A moins de 18 km, les jeunes de l’autre côté de la frontière préfèrent en payer moins cher. Selon quelques vendeurs que nous avons interrogés, de multiples raisons les poussent dans ce commerce. Il s’agit du manque d’emplois, de la pauvreté, de la cherté du carburant venant de Ouagadougou. Pourtant, ce commerce a de nombreuses conséquences notamment les incendies qui peuvent subvenir lors d’un mauvais conditionnement de carburant. Nous avons en mémoire l’incendie du marché de Koupèla l’année dernière qui avait fait de nombreux dégâts.

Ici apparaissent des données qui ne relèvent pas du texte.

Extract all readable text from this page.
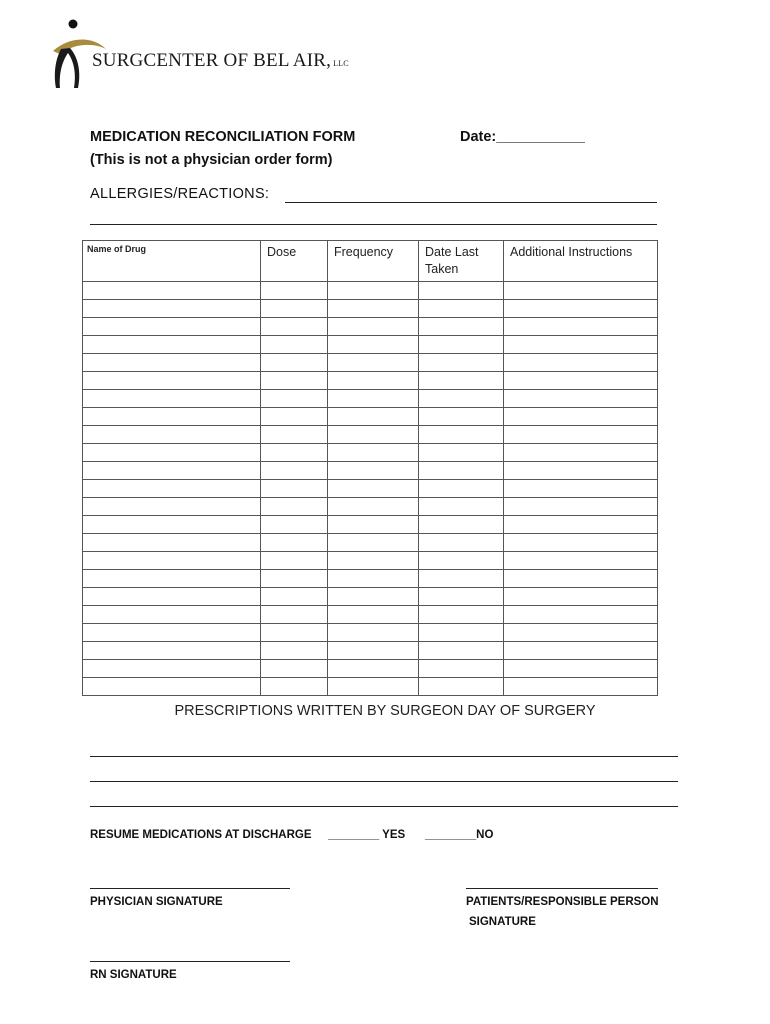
SURGCENTER OF BEL AIR, LLC
MEDICATION RECONCILIATION FORM
(This is not a physician order form)
Date:___________
ALLERGIES/REACTIONS:
Name of Drug	Dose	Frequency	Date Last Taken	Additional Instructions

PRESCRIPTIONS WRITTEN BY SURGEON DAY OF SURGERY
RESUME MEDICATIONS AT DISCHARGE ________ YES ________NO
PHYSICIAN SIGNATURE	PATIENTS/RESPONSIBLE PERSON
SIGNATURE
RN SIGNATURE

La seule station règlementaire à Pô

Une loi existe dans ce sens mais son application s’avère difficile car l’Etat ne peut pas trouver du travail pour les millions de Burkinabè, diplômés comme non-diplômés qui ne travaillent que durant les quelques mois de saison pluvieuse. Une équation difficile à résoudre, au regard de la multiplication de la vente illégale du carburant dans des bouteilles et des fûts sur toute l’étendue du territoire. Nous nous sommes amusé à les compter sur la RN5. Ainsi, sur une distance d’un kilomètre et demie nous avons dénombré 33 stations mobiles. De nombreuses bouteilles, des bidons contenant de l’essence sont exposés au soleil. Le comble de la situation de Pô est que la ville ne dispose que d’une seule station avec seulement deux pompes. C’est un vrai casse-tête pour les autorités qui doivent trouver une solution urgente à ce dilemme.